There are a number of different allergy-causing substances a person might react to, depending on their genetics. These are some of the most frequent allergens, allergy diagnosis and treatments.
- • Dust mites. They are microscopic organisms that live in house dust. House dust is a mixture of potentially allergenic materials including fibers from different fabrics, dandruff from animals, bacteria, mold or fungus spores, food particles, bits of plants, dead skin and other things. Dust mites accumulate in carpets, mattresses and pillows. Their defecations cause allergic reactions in hypersensitive skin. This trigger affects 90 percent of people who suffer from allergies.
The pollen of flowers and tree blossom.
Provokes reactions in 70 percent of allergic people.
- • Domestic animals. They are the third most common cause of allergic reaction; 40 percent of asthmatic children have allergic reactions to the proteins secreted by the oil glands in an animal's skin, as well as to the proteins present in an animal's saliva or urine.
- • Molds. They are microscopic fungi with spores that float in the air like pollen. In the fall molds are more common. They can bring on sever asthma attacks.
- • Foods. In this allergy trigger group, the most common allergic foods are milk, chocolate, eggs, fish and peanuts. Colorants and preservatives can also trigger allergic reactions.
- • Medications. Some people develop allergies to certain medications. The best treatment of drug allergies is to avoid the offending drug altogether. There are a number of ingredients in cosmetics and perfumes that can trigger allergies in some people.
DIAGNOSIS AND TREATMENT
An important part of diagnosing allergies is a careful evaluation of your symptoms. Your doctor will ask you several questions to rule out other conditions that may cause allergy-like symptoms. You should inform your doctor about the environmental conditions around you (home, work, contact with animals), triggering factors that provoke symptoms, family history with allergies, etc. Other tests may be performed—based on your doctor's recommendations after the medical history and examination—to determine which allergens are causing your symptoms. These may include a skin test or a blood test. In both, a sample is taken from the allergy sufferer and analyzed for antibodies. On the basis of both tests (doctors may not always be able to determine the exact cause) your physician will diagnose a specific treatment.

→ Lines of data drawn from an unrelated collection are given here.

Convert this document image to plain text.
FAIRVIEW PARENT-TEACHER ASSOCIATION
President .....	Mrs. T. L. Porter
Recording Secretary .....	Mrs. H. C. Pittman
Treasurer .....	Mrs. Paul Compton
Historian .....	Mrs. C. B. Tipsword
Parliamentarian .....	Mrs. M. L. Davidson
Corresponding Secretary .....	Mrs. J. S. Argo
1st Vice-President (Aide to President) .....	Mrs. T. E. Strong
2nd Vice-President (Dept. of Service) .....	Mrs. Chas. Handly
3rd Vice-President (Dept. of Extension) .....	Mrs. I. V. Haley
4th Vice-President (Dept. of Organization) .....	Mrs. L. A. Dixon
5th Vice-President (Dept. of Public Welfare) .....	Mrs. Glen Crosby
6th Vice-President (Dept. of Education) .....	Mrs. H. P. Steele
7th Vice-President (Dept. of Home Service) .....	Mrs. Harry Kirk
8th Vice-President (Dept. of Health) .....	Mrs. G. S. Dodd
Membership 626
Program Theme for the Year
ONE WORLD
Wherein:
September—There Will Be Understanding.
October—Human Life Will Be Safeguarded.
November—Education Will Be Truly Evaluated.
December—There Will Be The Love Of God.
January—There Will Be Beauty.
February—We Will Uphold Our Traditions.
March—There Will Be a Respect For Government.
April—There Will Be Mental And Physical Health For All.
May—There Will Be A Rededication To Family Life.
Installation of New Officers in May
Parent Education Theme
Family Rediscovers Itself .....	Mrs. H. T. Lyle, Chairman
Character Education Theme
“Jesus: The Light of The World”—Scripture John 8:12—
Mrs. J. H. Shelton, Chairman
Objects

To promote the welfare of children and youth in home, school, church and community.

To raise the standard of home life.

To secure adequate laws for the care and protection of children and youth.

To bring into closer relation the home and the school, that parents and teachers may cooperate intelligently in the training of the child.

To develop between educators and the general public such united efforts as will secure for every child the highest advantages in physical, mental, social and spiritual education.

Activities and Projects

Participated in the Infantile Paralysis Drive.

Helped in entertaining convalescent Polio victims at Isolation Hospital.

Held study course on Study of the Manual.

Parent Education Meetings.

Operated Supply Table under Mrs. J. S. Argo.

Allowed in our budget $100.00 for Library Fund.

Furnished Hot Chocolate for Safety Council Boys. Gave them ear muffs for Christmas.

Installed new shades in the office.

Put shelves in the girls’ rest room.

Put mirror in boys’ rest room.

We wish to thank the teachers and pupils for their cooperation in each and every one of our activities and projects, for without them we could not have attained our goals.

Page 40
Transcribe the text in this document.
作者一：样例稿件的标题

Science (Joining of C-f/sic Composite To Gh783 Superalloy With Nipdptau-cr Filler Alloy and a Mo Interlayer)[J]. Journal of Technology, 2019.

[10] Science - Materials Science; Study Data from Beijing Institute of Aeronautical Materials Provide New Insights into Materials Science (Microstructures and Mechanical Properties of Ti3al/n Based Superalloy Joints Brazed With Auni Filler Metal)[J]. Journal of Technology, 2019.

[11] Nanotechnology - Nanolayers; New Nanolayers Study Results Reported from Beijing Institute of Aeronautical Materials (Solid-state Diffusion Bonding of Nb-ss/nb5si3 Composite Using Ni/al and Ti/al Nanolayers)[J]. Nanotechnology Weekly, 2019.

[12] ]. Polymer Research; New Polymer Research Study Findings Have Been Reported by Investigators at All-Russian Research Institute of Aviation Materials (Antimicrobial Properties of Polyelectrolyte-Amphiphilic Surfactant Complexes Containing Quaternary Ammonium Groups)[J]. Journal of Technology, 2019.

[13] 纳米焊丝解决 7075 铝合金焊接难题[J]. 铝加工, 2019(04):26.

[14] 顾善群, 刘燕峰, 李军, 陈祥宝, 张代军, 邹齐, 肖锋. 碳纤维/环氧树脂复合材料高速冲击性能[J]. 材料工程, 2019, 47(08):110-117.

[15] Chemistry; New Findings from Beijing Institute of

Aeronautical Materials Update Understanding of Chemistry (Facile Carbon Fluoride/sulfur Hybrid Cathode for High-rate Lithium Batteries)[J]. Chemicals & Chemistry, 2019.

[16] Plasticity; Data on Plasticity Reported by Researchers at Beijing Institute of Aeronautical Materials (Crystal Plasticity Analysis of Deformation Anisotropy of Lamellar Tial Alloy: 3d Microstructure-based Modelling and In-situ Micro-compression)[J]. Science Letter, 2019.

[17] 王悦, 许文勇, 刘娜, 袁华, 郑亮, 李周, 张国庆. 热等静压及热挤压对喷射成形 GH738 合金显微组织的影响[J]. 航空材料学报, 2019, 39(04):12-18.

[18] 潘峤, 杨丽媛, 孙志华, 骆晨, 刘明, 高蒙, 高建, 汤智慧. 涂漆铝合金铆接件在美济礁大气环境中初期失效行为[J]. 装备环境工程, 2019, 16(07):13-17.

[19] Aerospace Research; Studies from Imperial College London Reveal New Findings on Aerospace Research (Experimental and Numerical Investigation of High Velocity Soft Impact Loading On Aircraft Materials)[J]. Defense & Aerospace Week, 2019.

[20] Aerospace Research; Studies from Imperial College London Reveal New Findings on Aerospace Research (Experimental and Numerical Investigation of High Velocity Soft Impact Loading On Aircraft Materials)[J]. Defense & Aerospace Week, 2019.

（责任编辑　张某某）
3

In the past 100 years allergies and cases of asthma have increased significantly, especially in children and young adults. There is evidence that air pollutants worsen allergies and asthma. High concentrates of nitrogen dioxide (NO 2 ) and a large array of particles in the air, due to a high emission of diesel exhaust, are significant factors in air pollution spurring allergies.
Cigarette smoke contains a number of toxic chemicals and irritants. People with allergies may be more sensitive to cigarette smoke than other people, and research studies indicate that smoking may aggravate allergies. Smoking does not just harm smokers but also those around them. Research has shown that children and spouses of smokers tend to have more respiratory infections and asthma than those of non-smokers. In addition, exposure to secondhand smoke can increase the risk of complications such as sinusitis and bronchitis. Not only cigarette smoke is irritating, smoke from wood stoves and chimneys can also be irritating for asthmatics. They release certain chemicals including sulfur dioxide. If you can, avoid wood stoves and fireplaces, and keep the room well ventilated.